- Education: Nell Hodgson Woodruff School of Nursing
- Known for: Creating the "trash bag method" for safely caring for Ebola patients outside of hospitals

= Fatu Kekula =

Liberian nurse and Ebola survivor

Fatu Kekula is a Liberian woman who was a nursing student during the Ebola virus epidemic in Liberia. Four of her family members became ill and could not access medical care in a hospital.
She improvised a "trash bag method" that would allow her to care for her family members without becoming ill herself. Three of her family members survived the epidemic, and Kekula herself did not contract the virus. The trash bag method has been recognized as a relatively simple and accessible way for people to protect themselves in an epidemic if they cannot get treatment in a hospital.

==Ebola outbreak==
On 27 July 2014, Fatu Kekula's father, Moses, became ill and was taken to a local hospital in Kakata, Liberia. Unknown to the family, the hospital bed he was given had just been used by someone who died of Ebola. After hospital staff began contracting the disease, the hospital shut down; Kekula attempted to take her father to a hospital in Monrovia, but they were all at capacity. Kekula took him home, where three other family members became ill: Kekula's mother, Victoria, her sister, Vivian, and her cousin, Alfred Winnie.

At the time, she was in her final year of study to become a nurse. Doctors would not come to her house due to the contagion risk, but one did advise Kekula over the phone.
Some doctors told her to leave her family and not go "anywhere near them," however, she said that she could not have done this because "your family is your family."

Kekula quarantined her sick family members in a makeshift isolation room—an unfinished room outside the house. She was able to start IV lines to administer drugs she purchased from a local clinic. She also treated them with oral rehydration therapy. Kekula did not have access to standard personal protective equipment from the highly-contagious disease, so to care for her sick family members, she improvised a new method. Her method has been called the "trash bag method."
It involved placing trash bags over her socks and tying them off at the calf. She would then put on rubber boots, over which she added another layer of trash bags. She also wrapped her hair in a trash bag. She also wore a raincoat, a surgical mask, and four gloves on each hand. After each bout of caring for her sick family members, she would carefully remove her gear and spray herself with chlorinated water. She would then burn the contaminated equipment. Her weeks of caring for her sick family led her to use four boxes of surgical gloves, as well as several bags of raincoats.

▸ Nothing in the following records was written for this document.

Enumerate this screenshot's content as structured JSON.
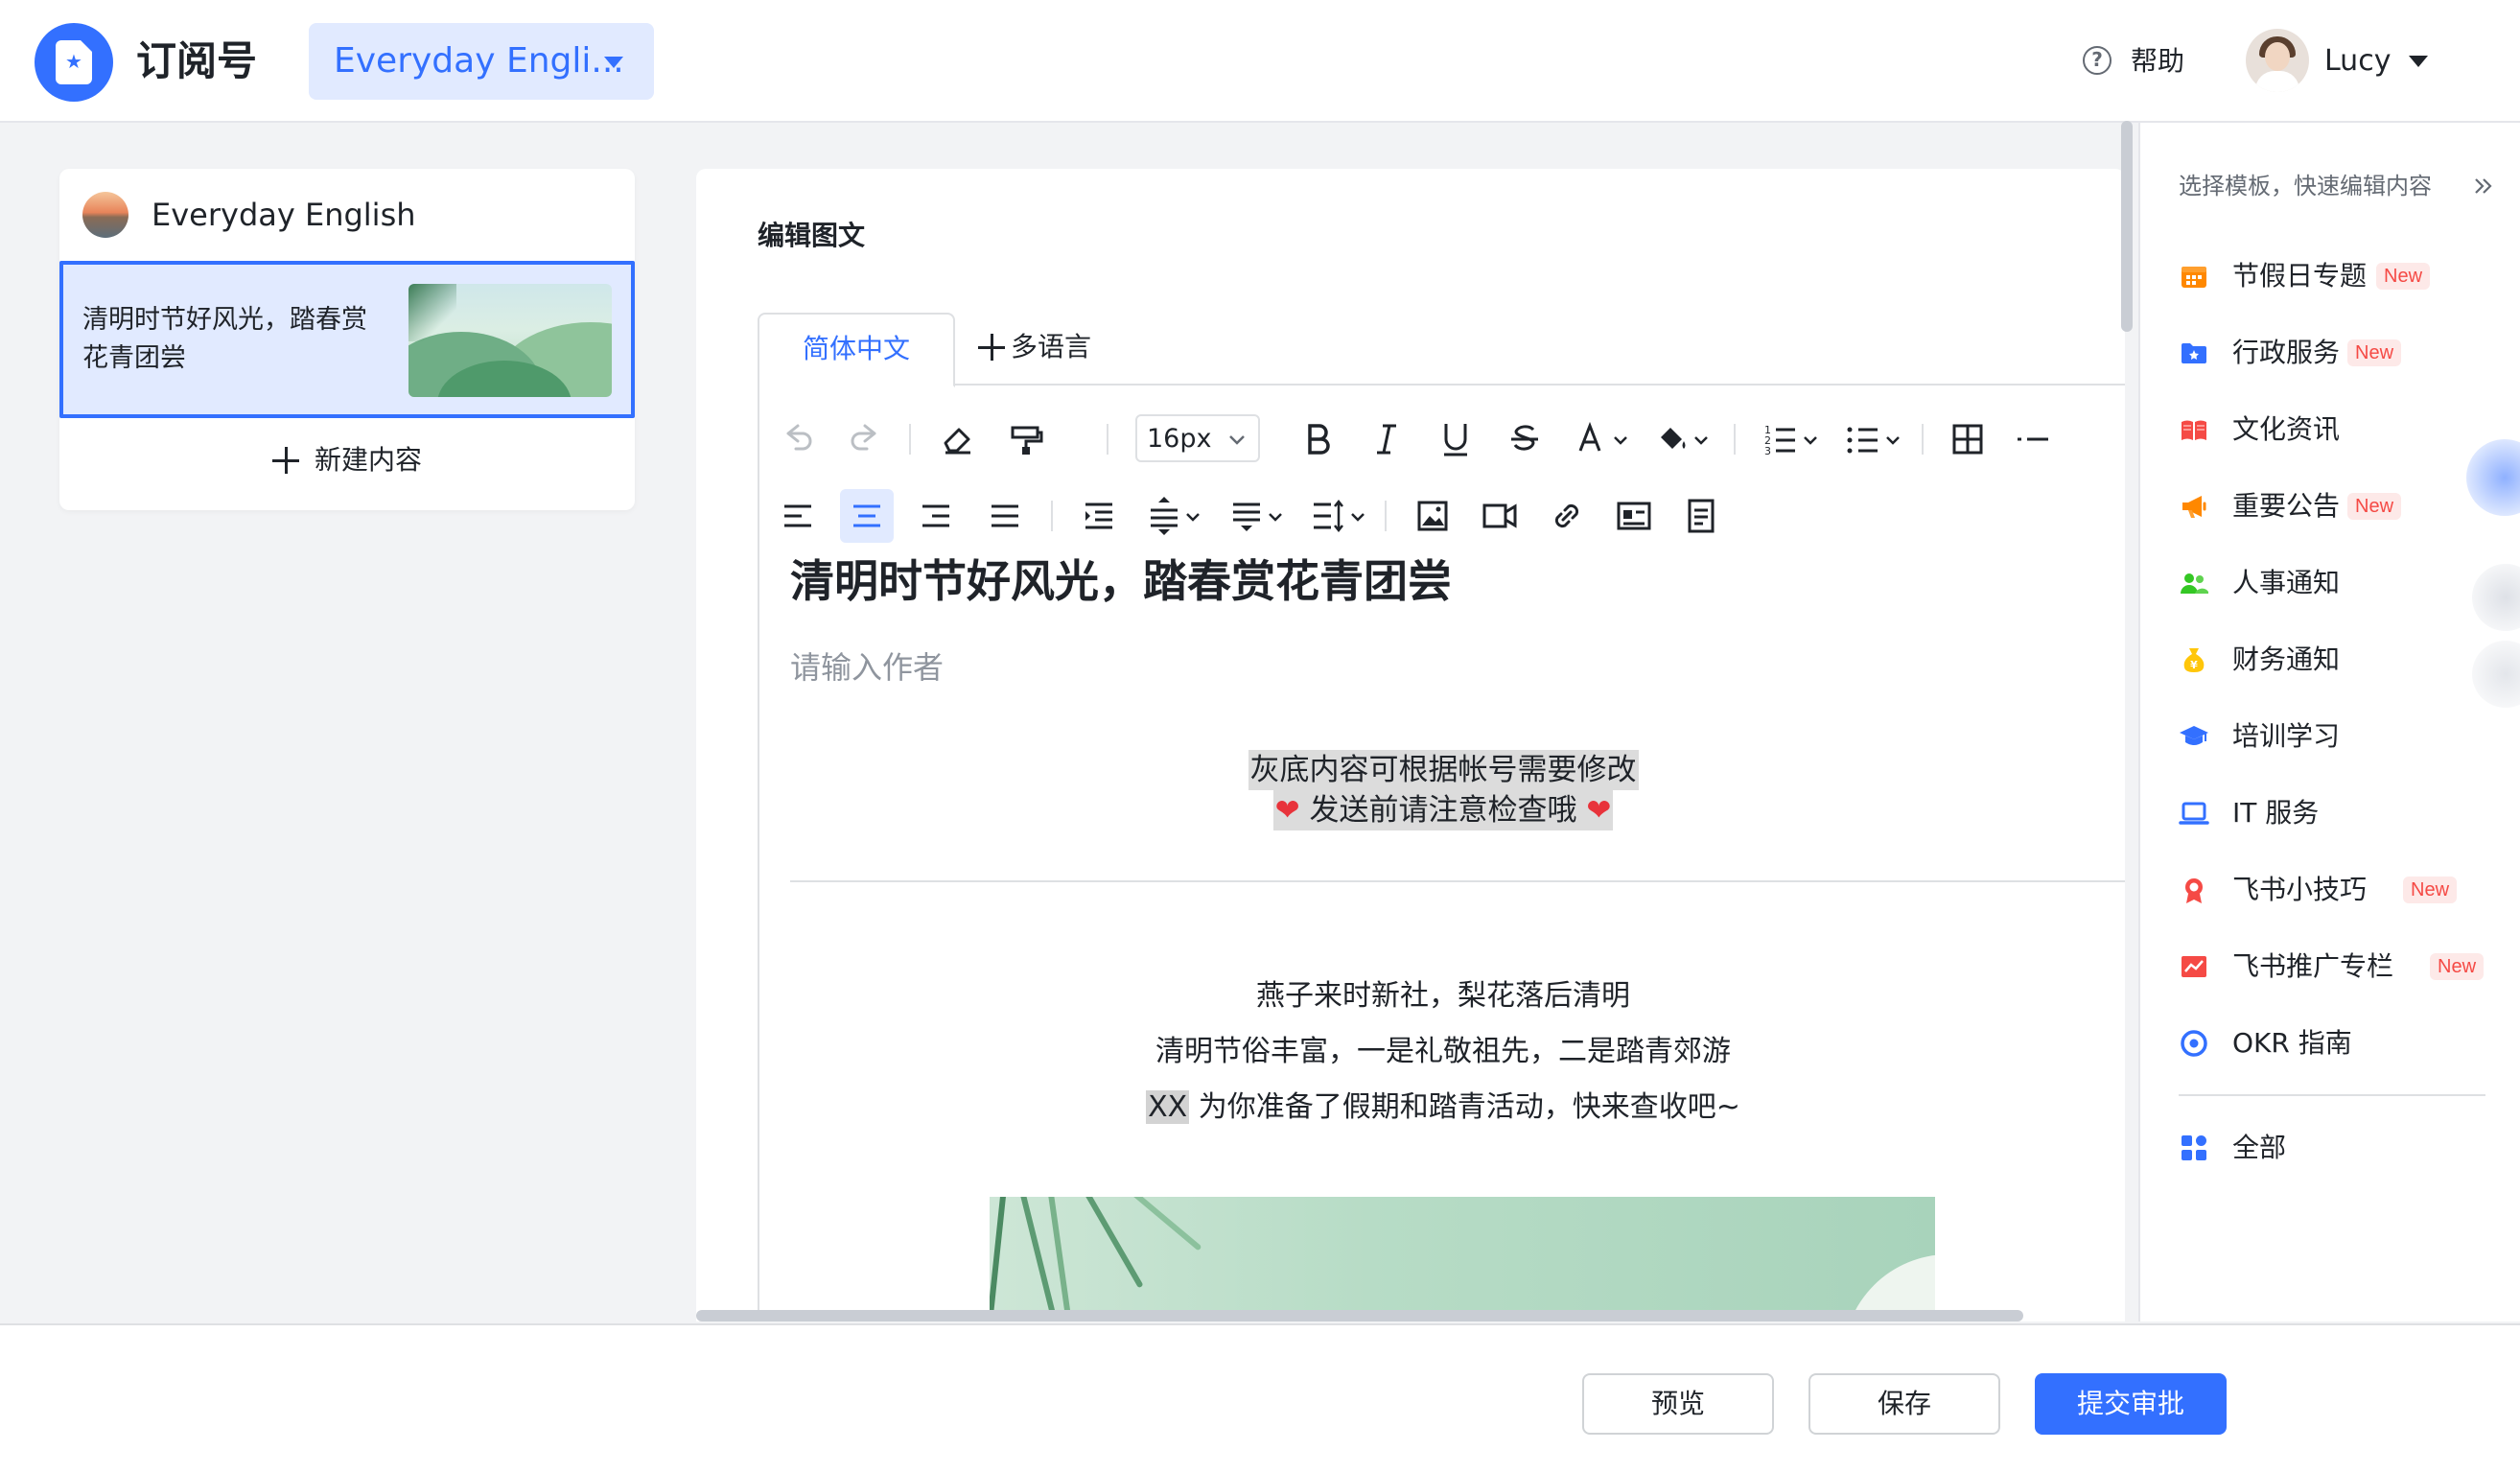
{
  "header": {
    "app_title": "订阅号",
    "account_selector": "Everyday Engli...",
    "help": "帮助",
    "user_name": "Lucy"
  },
  "left_panel": {
    "account_name": "Everyday English",
    "content_items": [
      {
        "title": "清明时节好风光，踏春赏花青团尝"
      }
    ],
    "new_content": "新建内容"
  },
  "editor": {
    "section_title": "编辑图文",
    "tabs": [
      {
        "label": "简体中文",
        "active": true
      }
    ],
    "add_language": "多语言",
    "font_size": "16px",
    "doc_title": "清明时节好风光，踏春赏花青团尝",
    "author_placeholder": "请输入作者",
    "gray_notice_1": "灰底内容可根据帐号需要修改",
    "gray_notice_2": "发送前请注意检查哦",
    "heart_glyph": "❤",
    "poem_line_1": "燕子来时新社，梨花落后清明",
    "poem_line_2": "清明节俗丰富，一是礼敬祖先，二是踏青郊游",
    "poem_line_3_highlight": "XX",
    "poem_line_3_rest": " 为你准备了假期和踏青活动，快来查收吧~"
  },
  "templates_panel": {
    "hint": "选择模板，快速编辑内容",
    "new_badge": "New",
    "items": [
      {
        "label": "节假日专题",
        "is_new": true,
        "icon": "calendar-icon",
        "color": "#ff8800"
      },
      {
        "label": "行政服务",
        "is_new": true,
        "icon": "folder-icon",
        "color": "#3370ff"
      },
      {
        "label": "文化资讯",
        "is_new": false,
        "icon": "book-icon",
        "color": "#f54a45"
      },
      {
        "label": "重要公告",
        "is_new": true,
        "icon": "megaphone-icon",
        "color": "#ff8800"
      },
      {
        "label": "人事通知",
        "is_new": false,
        "icon": "people-icon",
        "color": "#34c724"
      },
      {
        "label": "财务通知",
        "is_new": false,
        "icon": "money-bag-icon",
        "color": "#ffc60a"
      },
      {
        "label": "培训学习",
        "is_new": false,
        "icon": "graduation-cap-icon",
        "color": "#3370ff"
      },
      {
        "label": "IT 服务",
        "is_new": false,
        "icon": "laptop-icon",
        "color": "#3370ff"
      },
      {
        "label": "飞书小技巧",
        "is_new": true,
        "icon": "medal-icon",
        "color": "#f54a45"
      },
      {
        "label": "飞书推广专栏",
        "is_new": true,
        "icon": "chart-icon",
        "color": "#f54a45"
      },
      {
        "label": "OKR 指南",
        "is_new": false,
        "icon": "target-icon",
        "color": "#3370ff"
      }
    ],
    "all_label": "全部"
  },
  "footer": {
    "preview": "预览",
    "save": "保存",
    "submit": "提交审批"
  },
  "colors": {
    "accent": "#3370ff",
    "accent_light": "#e1eaff",
    "new_badge_text": "#f54a45",
    "new_badge_bg": "#fde9e8"
  }
}
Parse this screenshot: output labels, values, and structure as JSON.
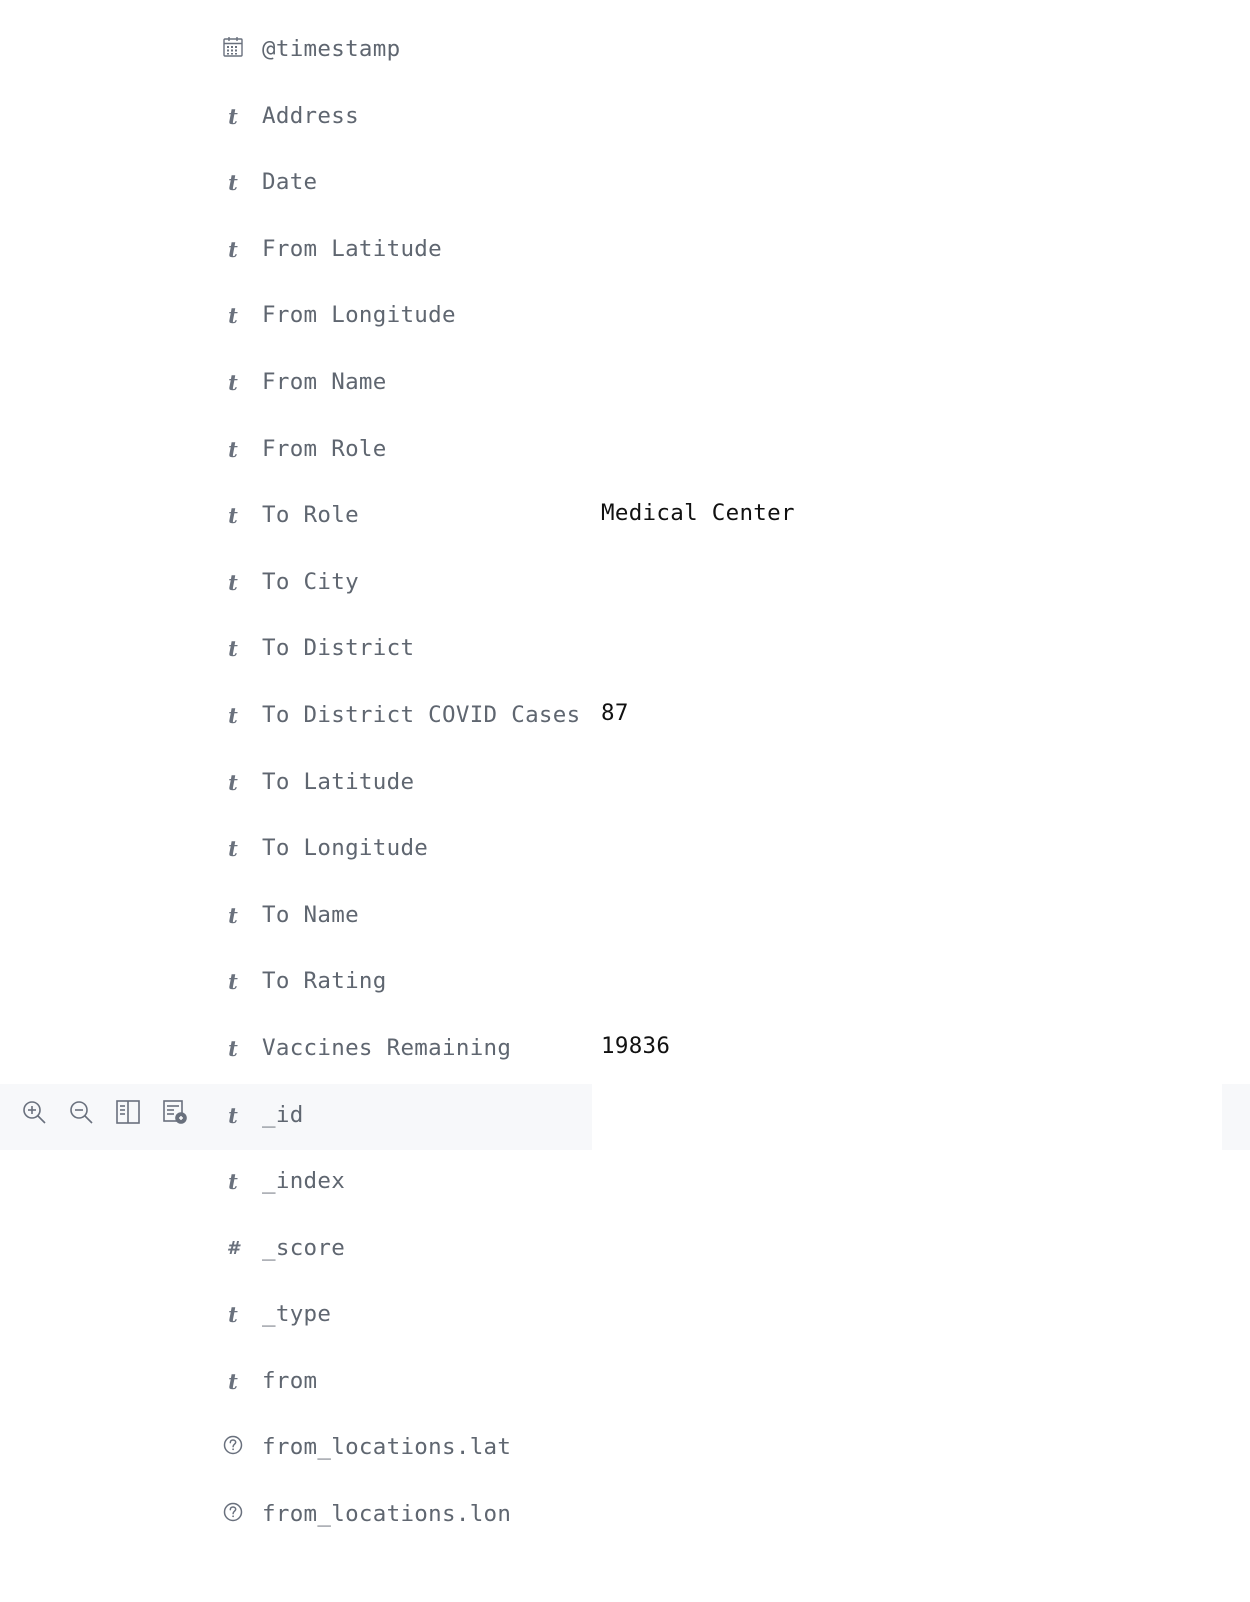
{
  "actions": [
    {
      "icon": "zoom-in-icon",
      "label": "Filter for value"
    },
    {
      "icon": "zoom-out-icon",
      "label": "Filter out value"
    },
    {
      "icon": "toggle-column-icon",
      "label": "Toggle column in table"
    },
    {
      "icon": "filter-exists-icon",
      "label": "Filter for field present"
    }
  ],
  "fields": [
    {
      "type": "date",
      "name": "@timestamp",
      "value": ""
    },
    {
      "type": "string",
      "name": "Address",
      "value": ""
    },
    {
      "type": "string",
      "name": "Date",
      "value": ""
    },
    {
      "type": "string",
      "name": "From Latitude",
      "value": ""
    },
    {
      "type": "string",
      "name": "From Longitude",
      "value": ""
    },
    {
      "type": "string",
      "name": "From Name",
      "value": ""
    },
    {
      "type": "string",
      "name": "From Role",
      "value": ""
    },
    {
      "type": "string",
      "name": "To Role",
      "value": "Medical Center"
    },
    {
      "type": "string",
      "name": "To City",
      "value": ""
    },
    {
      "type": "string",
      "name": "To District",
      "value": ""
    },
    {
      "type": "string",
      "name": "To District COVID Cases",
      "value": "87"
    },
    {
      "type": "string",
      "name": "To Latitude",
      "value": ""
    },
    {
      "type": "string",
      "name": "To Longitude",
      "value": ""
    },
    {
      "type": "string",
      "name": "To Name",
      "value": ""
    },
    {
      "type": "string",
      "name": "To Rating",
      "value": ""
    },
    {
      "type": "string",
      "name": "Vaccines Remaining",
      "value": "19836"
    },
    {
      "type": "string",
      "name": "_id",
      "value": "",
      "hovered": true
    },
    {
      "type": "string",
      "name": "_index",
      "value": ""
    },
    {
      "type": "number",
      "name": "_score",
      "value": ""
    },
    {
      "type": "string",
      "name": "_type",
      "value": ""
    },
    {
      "type": "string",
      "name": "from",
      "value": ""
    },
    {
      "type": "unknown",
      "name": "from_locations.lat",
      "value": ""
    },
    {
      "type": "unknown",
      "name": "from_locations.lon",
      "value": ""
    }
  ],
  "type_glyphs": {
    "string": "t",
    "number": "#"
  },
  "colors": {
    "field_name": "#5f6670",
    "field_value": "#111111",
    "icon": "#69707d",
    "hover_bg": "#f7f8fa"
  }
}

On August 17, Kekula's four family members were taken to a hospital when space became available. Her cousin died the following day, while her mother, father, and sister all recovered. Her success rate (75%) was noted to be much higher than the average success rate in Liberia during the outbreak (30%).

==After the outbreak==
Kekula received donations from around the world so that she would be able to complete her nursing degree. She was accepted into the Nell Hodgson Woodruff School of Nursing at Emory University in Atlanta, Georgia. An Associate Dean at Emory University stated, "What better place than Emory to train a nurse who will return to the front lines of the fight against Ebola? And what a great opportunity for our current students to be able to study alongside someone who has faced a crisis that threatened her country, her own family and herself? It’s a perfect match." She was particularly interested in learning more about caring for burn injuries, as Liberian children sometimes fall into the open fires used for cooking.

==Impact==
Workers from international aid organizations learned about Kekula's "trash bag method" and began teaching it to other people in West Africa who did not have the means or ability to make it to a hospital.